Une juge américaine s’est prononcée vendredi en faveur de WhatsApp dans un procès accusant le groupe israélien NSO d’avoir exploité une faille, dans l’application de messagerie, pour y installer un logiciel d’espionnage permettant une surveillance non autorisée.
La juge du district d’Oakland, en Californie, Phyllis Hamilton, a accédé à une requête de WhatsApp et a jugé NSO responsable de piratage et de rupture de contrat.
L’affaire sera désormais jugée uniquement sur la question des dommages et intérêts, a déclaré Hamilton. Le groupe NSO n’avait pas encore répondu à une demande de commentaire envoyée par courrier électronique au moment de la rédaction de cet article.
Will Cathcart, directeur de WhatsApp, a déclaré que cette décision était une victoire pour la protection de la vie privée.
« Nous avons passé cinq ans à présenter notre dossier parce que nous sommes fermement convaincus que les fabricants de logiciels espions ne peuvent pas se retrancher derrière l’immunité ou éviter de répondre de leurs actes illégaux », a déclaré Cathcart dans un message publié sur les réseaux sociaux.
« Les sociétés de surveillance doivent savoir que l’espionnage illégal ne sera pas toléré. »
Un porte-parole de WhatsApp a fait savoir que l’entreprise était reconnaissante de cette décision.
« Nous sommes fiers de nous être opposés à NSO et nous remercions les nombreuses organisations qui nous ont soutenus dans cette affaire. WhatsApp ne cessera jamais de travailler à la protection des communications privées », a-t-il dit.
Les experts en cyber-sécurité se sont félicités de ce jugement.
John Scott-Railton, chercheur principal chez Citizen Lab, un organisme canadien de surveillance d’Internet – qui avait mis en lumière le logiciel espion Pegasus de NSO pour la première fois en 2016 – a qualifié le jugement d’historique avec « d’énormes implications pour l’industrie des logiciels espions ».
« L’ensemble du secteur s’était caché derrière l’affirmation que, quoi que fassent leurs clients avec leurs outils de piratage, ils n’en étaient pas responsables », a-t-il indiqué dans un message instantané.
« Le jugement d’aujourd’hui montre clairement que le groupe NSO est en réalité responsable d’avoir enfreint de nombreuses lois. »
En 2019, WhatsApp avait poursuivi NSO, demandant une injonction et des dommages et intérêts, l’accusant d’avoir accédé aux serveurs de WhatsApp sans autorisation six mois plus tôt pour installer le logiciel Pegasus sur les appareils mobiles des victimes.
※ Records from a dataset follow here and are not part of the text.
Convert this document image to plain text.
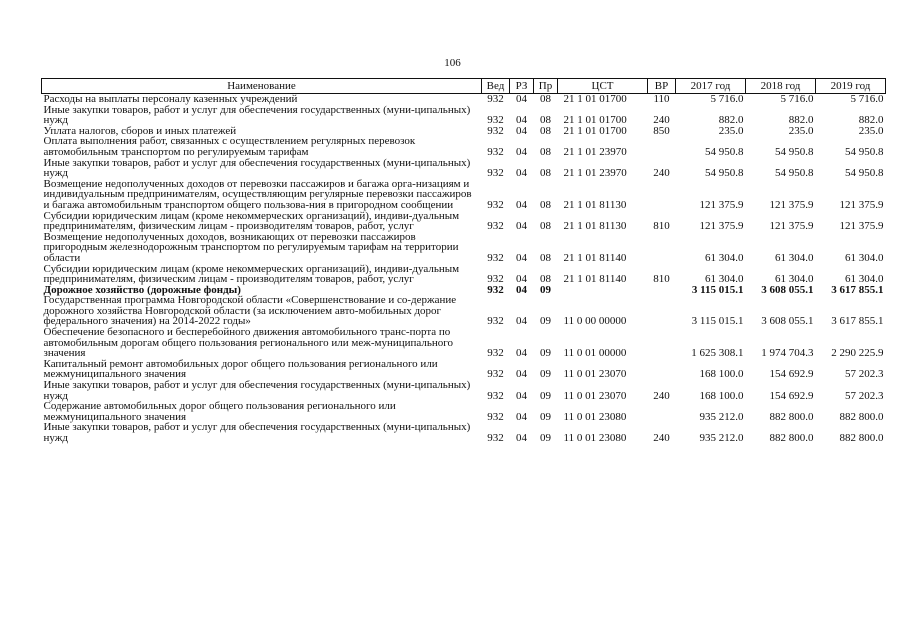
106
Наименование	Вед	РЗ	Пр	ЦСТ	ВР	2017 год	2018 год	2019 год
Расходы на выплаты персоналу казенных учреждений	932	04	08	21 1 01 01700	110	5 716.0	5 716.0	5 716.0
Иные закупки товаров, работ и услуг для обеспечения государственных (муни-ципальных) нужд	932	04	08	21 1 01 01700	240	882.0	882.0	882.0
Уплата налогов, сборов и иных платежей	932	04	08	21 1 01 01700	850	235.0	235.0	235.0
Оплата выполнения работ, связанных с осуществлением регулярных перевозок автомобильным транспортом по регулируемым тарифам	932	04	08	21 1 01 23970		54 950.8	54 950.8	54 950.8
Иные закупки товаров, работ и услуг для обеспечения государственных (муни-ципальных) нужд	932	04	08	21 1 01 23970	240	54 950.8	54 950.8	54 950.8
Возмещение недополученных доходов от перевозки пассажиров и багажа орга-низациям и индивидуальным предпринимателям, осуществляющим регулярные перевозки пассажиров и багажа автомобильным транспортом общего пользова-ния в пригородном сообщении	932	04	08	21 1 01 81130		121 375.9	121 375.9	121 375.9
Субсидии юридическим лицам (кроме некоммерческих организаций), индиви-дуальным предпринимателям, физическим лицам - производителям товаров, работ, услуг	932	04	08	21 1 01 81130	810	121 375.9	121 375.9	121 375.9
Возмещение недополученных доходов, возникающих от перевозки пассажиров пригородным железнодорожным транспортом по регулируемым тарифам на территории области	932	04	08	21 1 01 81140		61 304.0	61 304.0	61 304.0
Субсидии юридическим лицам (кроме некоммерческих организаций), индиви-дуальным предпринимателям, физическим лицам - производителям товаров, работ, услуг	932	04	08	21 1 01 81140	810	61 304.0	61 304.0	61 304.0
Дорожное хозяйство (дорожные фонды)	932	04	09			3 115 015.1	3 608 055.1	3 617 855.1
Государственная программа Новгородской области «Совершенствование и со-держание дорожного хозяйства Новгородской области (за исключением авто-мобильных дорог федерального значения) на 2014-2022 годы»	932	04	09	11 0 00 00000		3 115 015.1	3 608 055.1	3 617 855.1
Обеспечение безопасного и бесперебойного движения автомобильного транс-порта по автомобильным дорогам общего пользования регионального или меж-муниципального значения	932	04	09	11 0 01 00000		1 625 308.1	1 974 704.3	2 290 225.9
Капитальный ремонт автомобильных дорог общего пользования регионального или межмуниципального значения	932	04	09	11 0 01 23070		168 100.0	154 692.9	57 202.3
Иные закупки товаров, работ и услуг для обеспечения государственных (муни-ципальных) нужд	932	04	09	11 0 01 23070	240	168 100.0	154 692.9	57 202.3
Содержание автомобильных дорог общего пользования регионального или межмуниципального значения	932	04	09	11 0 01 23080		935 212.0	882 800.0	882 800.0
Иные закупки товаров, работ и услуг для обеспечения государственных (муни-ципальных) нужд	932	04	09	11 0 01 23080	240	935 212.0	882 800.0	882 800.0
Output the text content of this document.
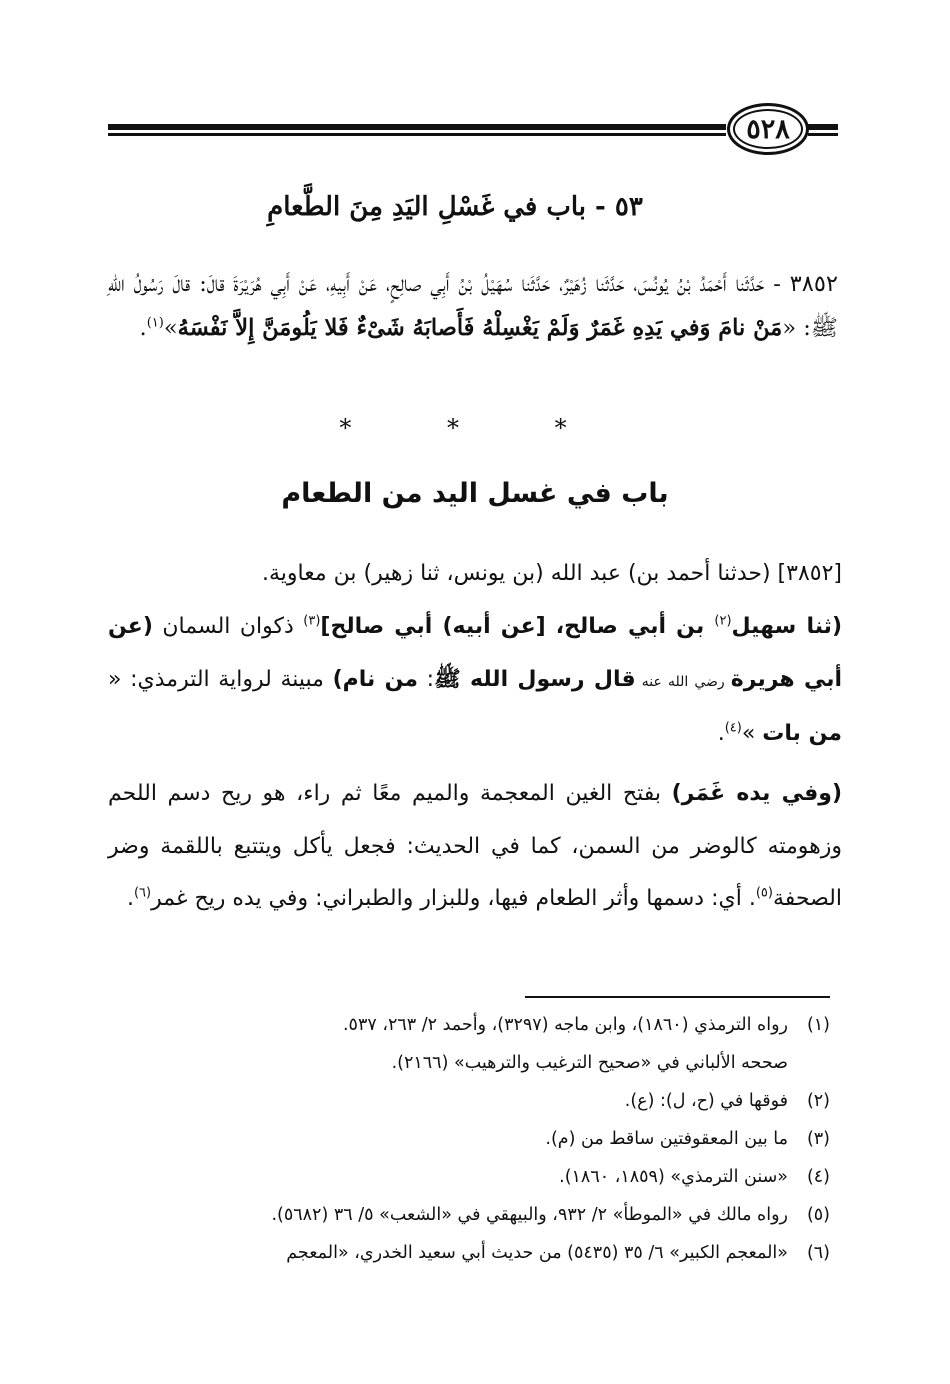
٥٢٨
٥٣ - باب في غَسْلِ اليَدِ مِنَ الطَّعامِ
٣٨٥٢ - حَدَّثَنا أَحْمَدُ بْنُ يُونُسَ، حَدَّثَنا زُهَيْرٌ، حَدَّثَنا سُهَيْلُ بْنُ أَبِي صالِحٍ، عَنْ أَبِيهِ، عَنْ أَبِي هُرَيْرَةَ قالَ: قالَ رَسُولُ اللهِ ﷺ: «مَنْ نامَ وَفي يَدِهِ غَمَرٌ وَلَمْ يَغْسِلْهُ فَأَصابَهُ شَىْءٌ فَلا يَلُومَنَّ إِلاَّ نَفْسَهُ»$^{(١)}$.
* * *
باب في غسل اليد من الطعام
[٣٨٥٢] (حدثنا أحمد بن) عبد الله (بن يونس، ثنا زهير) بن معاوية.
(ثنا سهيل$^{(٢)}$ بن أبي صالح، [عن أبيه) أبي صالح]$^{(٣)}$ ذكوان السمان (عن أبي هريرة رضي الله عنه قال رسول الله ﷺ: من نام) مبينة لرواية الترمذي: « من بات »$^{(٤)}$.
(وفي يده غَمَر) بفتح الغين المعجمة والميم معًا ثم راء، هو ريح دسم اللحم وزهومته كالوضر من السمن، كما في الحديث: فجعل يأكل ويتتبع باللقمة وضر الصحفة$^{(٥)}$. أي: دسمها وأثر الطعام فيها، وللبزار والطبراني: وفي يده ريح غمر$^{(٦)}$.
(١)
رواه الترمذي (١٨٦٠)، وابن ماجه (٣٢٩٧)، وأحمد ٢/ ٢٦٣، ٥٣٧.
صححه الألباني في «صحيح الترغيب والترهيب» (٢١٦٦).
(٢)
فوقها في (ح، ل): (ع).
(٣)
ما بين المعقوفتين ساقط من (م).
(٤)
«سنن الترمذي» (١٨٥٩، ١٨٦٠).
(٥)
رواه مالك في «الموطأ» ٢/ ٩٣٢، والبيهقي في «الشعب» ٥/ ٣٦ (٥٦٨٢).
(٦)
«المعجم الكبير» ٦/ ٣٥ (٥٤٣٥) من حديث أبي سعيد الخدري، «المعجم
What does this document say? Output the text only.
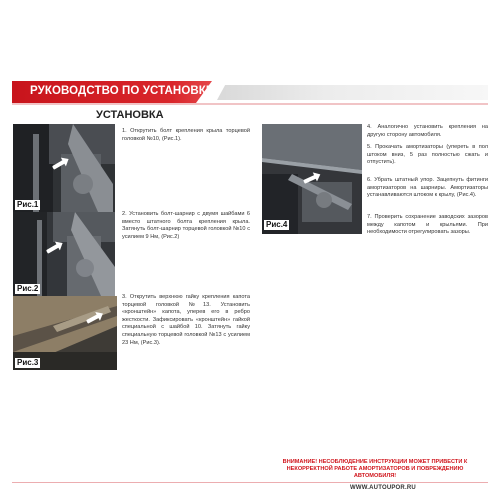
РУКОВОДСТВО ПО УСТАНОВКЕ
УСТАНОВКА
Рис.1
Рис.2
Рис.3
Рис.4
1. Открутить болт крепления крыла торцевой головкой №10, (Рис.1).
2. Установить болт-шарнир с двумя шайбами 6 вместо штатного болта крепления крыла. Затянуть болт-шарнир торцевой головкой №10 с усилием 9 Нм, (Рис.2)
3. Открутить верхнюю гайку крепления капота торцевой головкой №13. Установить «кронштейн» капота, уперев его в ребро жесткости. Зафиксировать «кронштейн» гайкой специальной с шайбой 10. Затянуть гайку специальную торцевой головкой №13 с усилием 23 Нм, (Рис.3).
4. Аналогично установить крепления на другую сторону автомобиля.
5. Прокачать амортизаторы (упереть в пол штоком вниз, 5 раз полностью сжать и отпустить).
6. Убрать штатный упор. Зацепнуть фитинги амортизаторов на шарниры. Амортизаторы устанавливаются штоком к крылу, (Рис.4).
7. Проверить сохранение заводских зазоров между капотом и крыльями. При необходимости отрегулировать зазоры.
ВНИМАНИЕ! НЕСОБЛЮДЕНИЕ ИНСТРУКЦИИ МОЖЕТ ПРИВЕСТИ К
НЕКОРРЕКТНОЙ РАБОТЕ АМОРТИЗАТОРОВ И ПОВРЕЖДЕНИЮ
АВТОМОБИЛЯ!
WWW.AUTOUPOR.RU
L’action en justice affirmait que ces intrusions avaient permis d’espionner 1 400 personnes, dont des journalistes, des militants des droits de l’Homme et des dissidents.
NSO avait fait valoir que Pegasus aide les agences chargées de l’application de la loi et du renseignement à lutter contre la criminalité et à protéger la sécurité nationale, et que sa technologie est destinée à aider à attraper des terroristes, des pédophiles et des criminels endurcis.
NSO avait fait appel du refus d’un juge de première instance de lui accorder une « immunité fondée sur la conduite », une doctrine de droit commun protégeant les responsables étrangers agissant dans l’exercice de leurs fonctions officielles.
Confirmant cette décision en 2021, la 9ᵉ Cour d’appel du circuit américain, basée à San Francisco, avait qualifié l’affaire de « facile » – car le simple fait que l’ONS ait accordé une licence à Pegasus et offert une assistance technique ne le mettait pas à l’abri d’une responsabilité en vertu d’une loi fédérale appelée « Foreign Sovereign Immunities Act » (loi sur les immunités souveraines étrangères), qui prévaut sur le droit commun.
L’année dernière, la Cour suprême des États-Unis avait rejeté l’appel interjeté par le NSO contre la décision de la juridiction inférieure, autorisant ainsi la poursuite de l’action en justice.